# Difference between flow and solution of ODE

I am reading Wikipedia's entry on Flow and it is not clear the distinction between solution of an ODE and the flow of an ODE. In particular it is clearly written $φ(x_0,t) = x(t)$, then what is the purpose of even defining the flow?

https://en.wikipedia.org/wiki/Flow_(mathematics)

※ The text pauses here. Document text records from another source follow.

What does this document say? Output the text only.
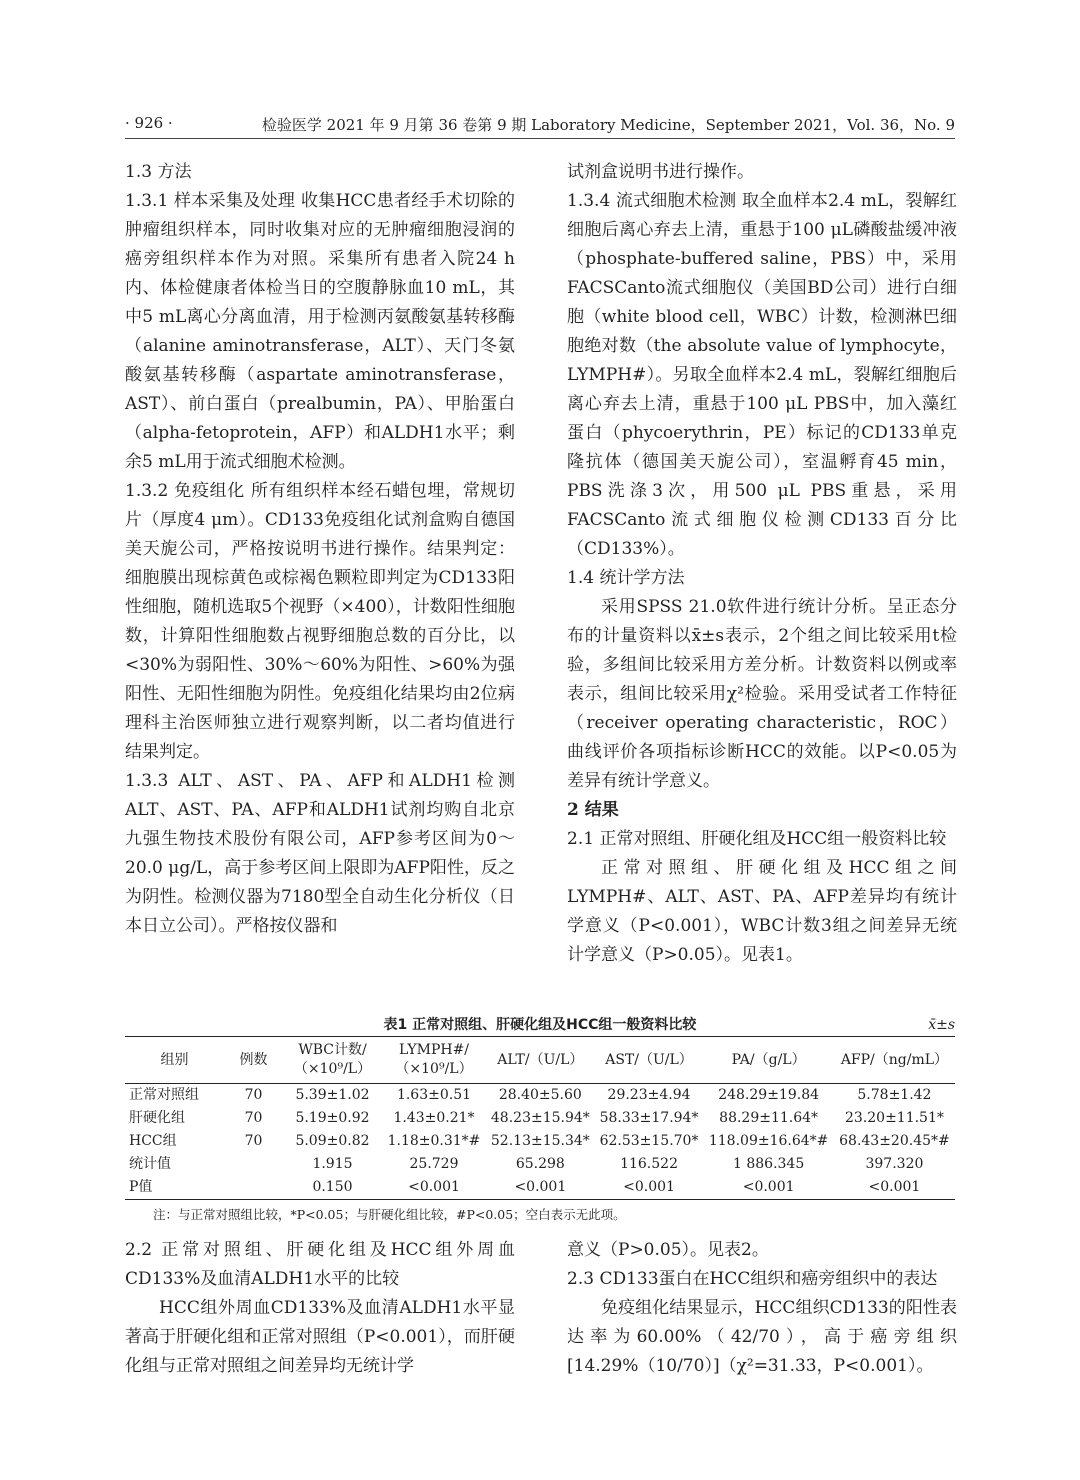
· 926 ·	检验医学 2021 年 9 月第 36 卷第 9 期 Laboratory Medicine，September 2021，Vol. 36，No. 9

1.3 方法

1.3.1 样本采集及处理 收集HCC患者经手术切除的肿瘤组织样本，同时收集对应的无肿瘤细胞浸润的癌旁组织样本作为对照。采集所有患者入院24 h内、体检健康者体检当日的空腹静脉血10 mL，其中5 mL离心分离血清，用于检测丙氨酸氨基转移酶（alanine aminotransferase，ALT）、天门冬氨酸氨基转移酶（aspartate aminotransferase，AST）、前白蛋白（prealbumin，PA）、甲胎蛋白（alpha-fetoprotein，AFP）和ALDH1水平；剩余5 mL用于流式细胞术检测。

1.3.2 免疫组化 所有组织样本经石蜡包埋，常规切片（厚度4 μm）。CD133免疫组化试剂盒购自德国美天旎公司，严格按说明书进行操作。结果判定：细胞膜出现棕黄色或棕褐色颗粒即判定为CD133阳性细胞，随机选取5个视野（×400），计数阳性细胞数，计算阳性细胞数占视野细胞总数的百分比，以<30%为弱阳性、30%～60%为阳性、>60%为强阳性、无阳性细胞为阴性。免疫组化结果均由2位病理科主治医师独立进行观察判断，以二者均值进行结果判定。

1.3.3 ALT、AST、PA、AFP和ALDH1检测 ALT、AST、PA、AFP和ALDH1试剂均购自北京九强生物技术股份有限公司，AFP参考区间为0～20.0 μg/L，高于参考区间上限即为AFP阳性，反之为阴性。检测仪器为7180型全自动生化分析仪（日本日立公司）。严格按仪器和

试剂盒说明书进行操作。

1.3.4 流式细胞术检测 取全血样本2.4 mL，裂解红细胞后离心弃去上清，重悬于100 μL磷酸盐缓冲液（phosphate-buffered saline，PBS）中，采用FACSCanto流式细胞仪（美国BD公司）进行白细胞（white blood cell，WBC）计数，检测淋巴细胞绝对数（the absolute value of lymphocyte，LYMPH#）。另取全血样本2.4 mL，裂解红细胞后离心弃去上清，重悬于100 μL PBS中，加入藻红蛋白（phycoerythrin，PE）标记的CD133单克隆抗体（德国美天旎公司），室温孵育45 min，PBS洗涤3次，用500 μL PBS重悬，采用FACSCanto流式细胞仪检测CD133百分比（CD133%）。

1.4 统计学方法

采用SPSS 21.0软件进行统计分析。呈正态分布的计量资料以x̄±s表示，2个组之间比较采用t检验，多组间比较采用方差分析。计数资料以例或率表示，组间比较采用χ²检验。采用受试者工作特征（receiver operating characteristic，ROC）曲线评价各项指标诊断HCC的效能。以P<0.05为差异有统计学意义。

2 结果

2.1 正常对照组、肝硬化组及HCC组一般资料比较

正常对照组、肝硬化组及HCC组之间LYMPH#、ALT、AST、PA、AFP差异均有统计学意义（P<0.001），WBC计数3组之间差异无统计学意义（P>0.05）。见表1。

表1 正常对照组、肝硬化组及HCC组一般资料比较	x̄±s
组别	例数	WBC计数/（×10⁹/L）	LYMPH#/（×10⁹/L）	ALT/（U/L）	AST/（U/L）	PA/（g/L）	AFP/（ng/mL）
正常对照组	70	5.39±1.02	1.63±0.51	28.40±5.60	29.23±4.94	248.29±19.84	5.78±1.42
肝硬化组	70	5.19±0.92	1.43±0.21*	48.23±15.94*	58.33±17.94*	88.29±11.64*	23.20±11.51*
HCC组	70	5.09±0.82	1.18±0.31*#	52.13±15.34*	62.53±15.70*	118.09±16.64*#	68.43±20.45*#
统计值		1.915	25.729	65.298	116.522	1 886.345	397.320
P值		0.150	<0.001	<0.001	<0.001	<0.001	<0.001
注：与正常对照组比较，*P<0.05；与肝硬化组比较，#P<0.05；空白表示无此项。

2.2 正常对照组、肝硬化组及HCC组外周血CD133%及血清ALDH1水平的比较

HCC组外周血CD133%及血清ALDH1水平显著高于肝硬化组和正常对照组（P<0.001），而肝硬化组与正常对照组之间差异均无统计学

意义（P>0.05）。见表2。

2.3 CD133蛋白在HCC组织和癌旁组织中的表达

免疫组化结果显示，HCC组织CD133的阳性表达率为60.00%（42/70），高于癌旁组织[14.29%（10/70）]（χ²=31.33，P<0.001）。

Can someone please concisely explain the difference between the two concepts and provide some examples showing their differences?

Much thanks

• The solution to an ODE IVP is a local phenomenon: it tells you how the system evolves from a specific initial condition. A flow, by contrast, is a global phenomenon; it corresponds to solving a whole family of IVPs at once. The time evolution of a flow tells you how many solutions evolve, not just the solution through one point. – symplectomorphic Feb 29 '16 at 4:53
• @symplectomorphic When you say it "tells you how many solutions evolve", I take it you mean "how an ensemble of solutions evolve" (as opposed to "the number of solutions that evolve")? – binaryfunt Apr 26 at 11:05

The trick of adding $t'=1$ is clearly unsatisfactory in many situations (such as when compactness is crucial), leading for example to the study of convex hulls or lifts in the context of ergodic theory (but leading always to infinite-dimensional systems).